All variables were coded numerically. Age and years of education were numeric variables, while sex, race, party ID, and income were factors. First, I fit a model with just party identification as the explanatory variable, to evaluate effects on abortion opinion without accounting for other variables. While the model reflected a significant relationship between the two based upon low p-values, the r-squared value was rather low, suggesting the model is not as reliable for prediction as preferred. The coefficients in the model indicate a reduction in log(odds) that one will support legal abortion as party identification trends conservative. The model fits also reflect evidence that increase in age is associated with decreased support of the abortion question, race of white increased odds of support versus non-white respondents, and increased level of education increased odds of support for legal abortion.

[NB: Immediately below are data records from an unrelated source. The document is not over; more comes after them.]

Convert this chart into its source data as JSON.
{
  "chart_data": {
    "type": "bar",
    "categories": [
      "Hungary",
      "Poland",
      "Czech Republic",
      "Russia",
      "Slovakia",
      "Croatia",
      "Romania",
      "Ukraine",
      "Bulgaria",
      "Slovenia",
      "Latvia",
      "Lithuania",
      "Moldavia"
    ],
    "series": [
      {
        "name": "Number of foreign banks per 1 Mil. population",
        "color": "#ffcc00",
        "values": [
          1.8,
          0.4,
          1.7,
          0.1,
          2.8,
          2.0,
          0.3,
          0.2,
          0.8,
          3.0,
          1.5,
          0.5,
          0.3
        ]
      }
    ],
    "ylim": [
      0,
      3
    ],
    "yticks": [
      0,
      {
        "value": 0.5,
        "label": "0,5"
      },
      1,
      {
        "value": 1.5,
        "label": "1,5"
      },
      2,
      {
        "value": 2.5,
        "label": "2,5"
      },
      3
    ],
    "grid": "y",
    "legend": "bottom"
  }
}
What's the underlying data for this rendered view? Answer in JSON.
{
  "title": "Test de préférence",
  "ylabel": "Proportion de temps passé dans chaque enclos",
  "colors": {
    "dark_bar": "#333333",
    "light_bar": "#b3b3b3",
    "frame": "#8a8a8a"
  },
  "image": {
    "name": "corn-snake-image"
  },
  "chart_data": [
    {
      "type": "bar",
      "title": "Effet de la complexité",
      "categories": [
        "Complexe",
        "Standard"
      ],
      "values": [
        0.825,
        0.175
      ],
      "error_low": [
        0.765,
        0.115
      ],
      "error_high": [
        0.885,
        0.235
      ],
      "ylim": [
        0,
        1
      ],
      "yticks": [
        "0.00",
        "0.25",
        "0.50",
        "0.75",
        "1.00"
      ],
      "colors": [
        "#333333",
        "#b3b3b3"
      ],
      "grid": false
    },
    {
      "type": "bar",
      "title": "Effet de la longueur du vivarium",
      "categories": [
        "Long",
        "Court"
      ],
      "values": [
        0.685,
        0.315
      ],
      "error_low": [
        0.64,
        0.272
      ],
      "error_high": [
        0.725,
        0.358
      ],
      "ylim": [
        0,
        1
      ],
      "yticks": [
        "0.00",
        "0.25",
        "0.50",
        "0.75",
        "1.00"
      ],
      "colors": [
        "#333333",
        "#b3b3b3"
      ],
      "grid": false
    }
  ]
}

When fitting a model with all selected variables, each had significant p-values besides sex. However, AIC did not decrease much compared to the simple regression model, nor did the r-squared increase to a level of reliable model predictability. Removing sex and income did not improve the model fit either. Model comparison shows insignificant changes in log likelihood across all of the models I fit. With that being said, while there is a statistically significant relationship between party identification and support for legal abortion (for any reason), as evidenced by significant p-values in the logistic regression models and chi-squared test, the explanatory variables used in this study did not produce a statistically reliable predictive model.
Further research is needed to explore additional variables that may be contributing factors to support for abortion, to create a stronger predictive model.